Dünya çapında sürdürülebilir moda adına yapılan önemli gelişmeler de yok değil. Renkli pamuk yetiştirme çalışmaları, kumaş boyama ihtiyacını ortadan kaldıracak gibi görünüyor. Hayvanlardan elde edilen malzemeleri üretmenin daha vegan yolları araştırılıyor; mantarlardan deri benzeri malzemeler ve maya hücrelerinin proteinlerini kullanarak ipek üretiliyor.
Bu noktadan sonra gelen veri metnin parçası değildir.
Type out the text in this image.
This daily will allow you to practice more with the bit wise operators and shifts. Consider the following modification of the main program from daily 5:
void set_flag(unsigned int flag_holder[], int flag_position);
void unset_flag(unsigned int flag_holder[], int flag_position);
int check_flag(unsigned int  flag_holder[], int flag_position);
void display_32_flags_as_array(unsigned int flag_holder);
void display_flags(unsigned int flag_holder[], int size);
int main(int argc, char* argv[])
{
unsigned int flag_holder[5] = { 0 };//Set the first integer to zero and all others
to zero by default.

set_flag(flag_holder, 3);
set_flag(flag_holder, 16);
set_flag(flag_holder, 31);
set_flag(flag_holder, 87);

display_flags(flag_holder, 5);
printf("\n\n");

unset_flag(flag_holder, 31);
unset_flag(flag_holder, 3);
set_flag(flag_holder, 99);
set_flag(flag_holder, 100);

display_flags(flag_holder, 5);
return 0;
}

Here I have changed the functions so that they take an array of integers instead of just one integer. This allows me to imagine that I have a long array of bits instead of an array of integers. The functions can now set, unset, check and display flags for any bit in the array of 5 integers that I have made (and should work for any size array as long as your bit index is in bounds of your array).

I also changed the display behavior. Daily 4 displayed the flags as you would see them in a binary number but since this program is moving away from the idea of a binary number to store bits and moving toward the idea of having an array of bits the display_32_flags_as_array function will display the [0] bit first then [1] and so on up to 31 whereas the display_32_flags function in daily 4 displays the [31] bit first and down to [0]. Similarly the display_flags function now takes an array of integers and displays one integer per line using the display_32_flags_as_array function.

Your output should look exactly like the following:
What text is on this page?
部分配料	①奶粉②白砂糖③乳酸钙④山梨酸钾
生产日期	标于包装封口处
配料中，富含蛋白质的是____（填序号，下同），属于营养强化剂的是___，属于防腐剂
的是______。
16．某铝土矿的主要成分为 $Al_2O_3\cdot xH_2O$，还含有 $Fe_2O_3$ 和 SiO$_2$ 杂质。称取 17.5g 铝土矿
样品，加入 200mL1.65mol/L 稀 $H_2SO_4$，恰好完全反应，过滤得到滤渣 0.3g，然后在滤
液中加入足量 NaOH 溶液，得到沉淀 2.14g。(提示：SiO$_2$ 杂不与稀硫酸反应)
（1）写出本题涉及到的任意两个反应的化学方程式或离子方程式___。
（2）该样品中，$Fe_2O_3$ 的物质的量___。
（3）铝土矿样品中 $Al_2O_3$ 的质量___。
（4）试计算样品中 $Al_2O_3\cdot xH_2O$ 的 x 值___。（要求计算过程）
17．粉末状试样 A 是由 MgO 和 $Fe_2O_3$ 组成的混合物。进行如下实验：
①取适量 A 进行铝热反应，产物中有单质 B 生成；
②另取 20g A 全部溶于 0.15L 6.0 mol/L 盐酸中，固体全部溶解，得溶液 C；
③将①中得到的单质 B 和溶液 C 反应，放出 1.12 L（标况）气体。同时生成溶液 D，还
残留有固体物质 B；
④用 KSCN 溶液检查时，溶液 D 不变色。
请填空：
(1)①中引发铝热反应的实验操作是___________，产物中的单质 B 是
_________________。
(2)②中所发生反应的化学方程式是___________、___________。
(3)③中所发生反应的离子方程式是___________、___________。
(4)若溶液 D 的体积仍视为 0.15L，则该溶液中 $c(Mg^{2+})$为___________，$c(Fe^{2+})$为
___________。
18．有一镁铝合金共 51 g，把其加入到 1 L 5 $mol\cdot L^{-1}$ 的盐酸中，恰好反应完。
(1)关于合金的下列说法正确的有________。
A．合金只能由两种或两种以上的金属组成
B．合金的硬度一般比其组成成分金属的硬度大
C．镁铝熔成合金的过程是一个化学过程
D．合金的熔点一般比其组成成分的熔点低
Sürdürülebilir moda anlayışına sahip firmalar çoğalıyor, yeni girişimciler taze fikirleri ile moda sektörünün yol açtığı sorunları engelleyecek yeni çözüm önerileri sunuyor. Organik pamuktan, okaliptüs ağaçlarından ve bambudan hem doğaya hem cilde dost kumaşlar üretiliyor. Üretim aşamasında bazı markalar güneş ve rüzgar enerjisi kullanarak yenilenebilir kaynaklardan faydalanıyor. Sevilen blogger’lar kendin-yap fikirlerini takipçileri ile paylaşarak ileri dönüşümü insanlara anlatıyor.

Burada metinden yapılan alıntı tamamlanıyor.